Senghor’s primarily symbolist poetry which would earn him the nickname “the Poet President,” was founded on the hope that a universal civilization could be founded, uniting all traditions beyond their differences.
He took the concept of “négritude” introduced by Aimé Césaire, to new depths, defining it as follows: “Négritude is the simple acknowledgment and acceptance of the fact of being black, of our destiny as Black people, of our History, and of our Culture.”
Camara Laye
Camara Laye (1928 – 1980) was a writer from Guinea. He was the author of The African Child (L’Enfant noir), a novel based loosely on his own childhood, and The Radiance of the King (Le Regard du roi). Both novels are among the earliest major works in Francophone African literature.
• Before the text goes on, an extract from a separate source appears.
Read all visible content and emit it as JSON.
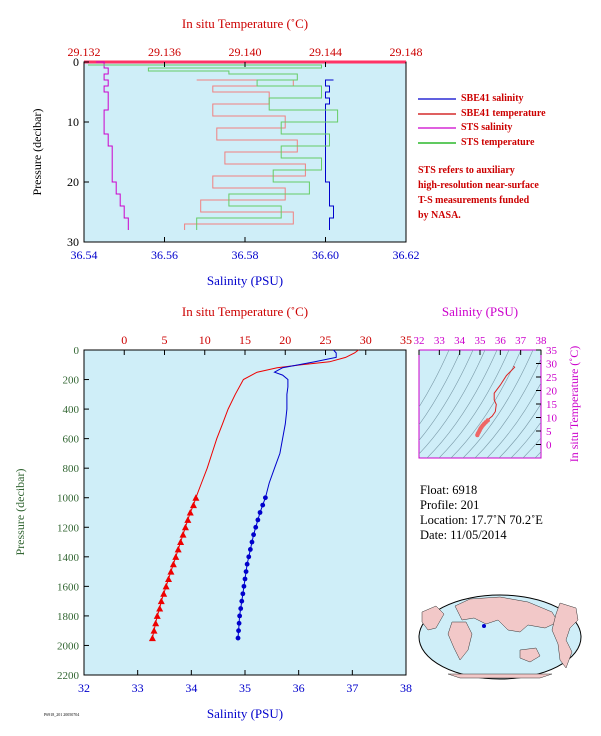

Camara Laye later worked for the government of newly independent Guinea, but went into voluntary exile over political issues.
He published his first novel in 1953, the autobiographical L’Enfant noir (The African Child, also published as The Dark Child). It follows his own journey from childhood in Kouroussa, his education in Conakry, and eventual departure for France.
The book won the Prix Charles Veillon in 1954. L’Enfant noir was followed the next year by Le Regard du roi (The Radiance of the King). The Radiance of the King was described by Kwame Anthony Appiah as “one of the greatest of the African novels of the colonial period.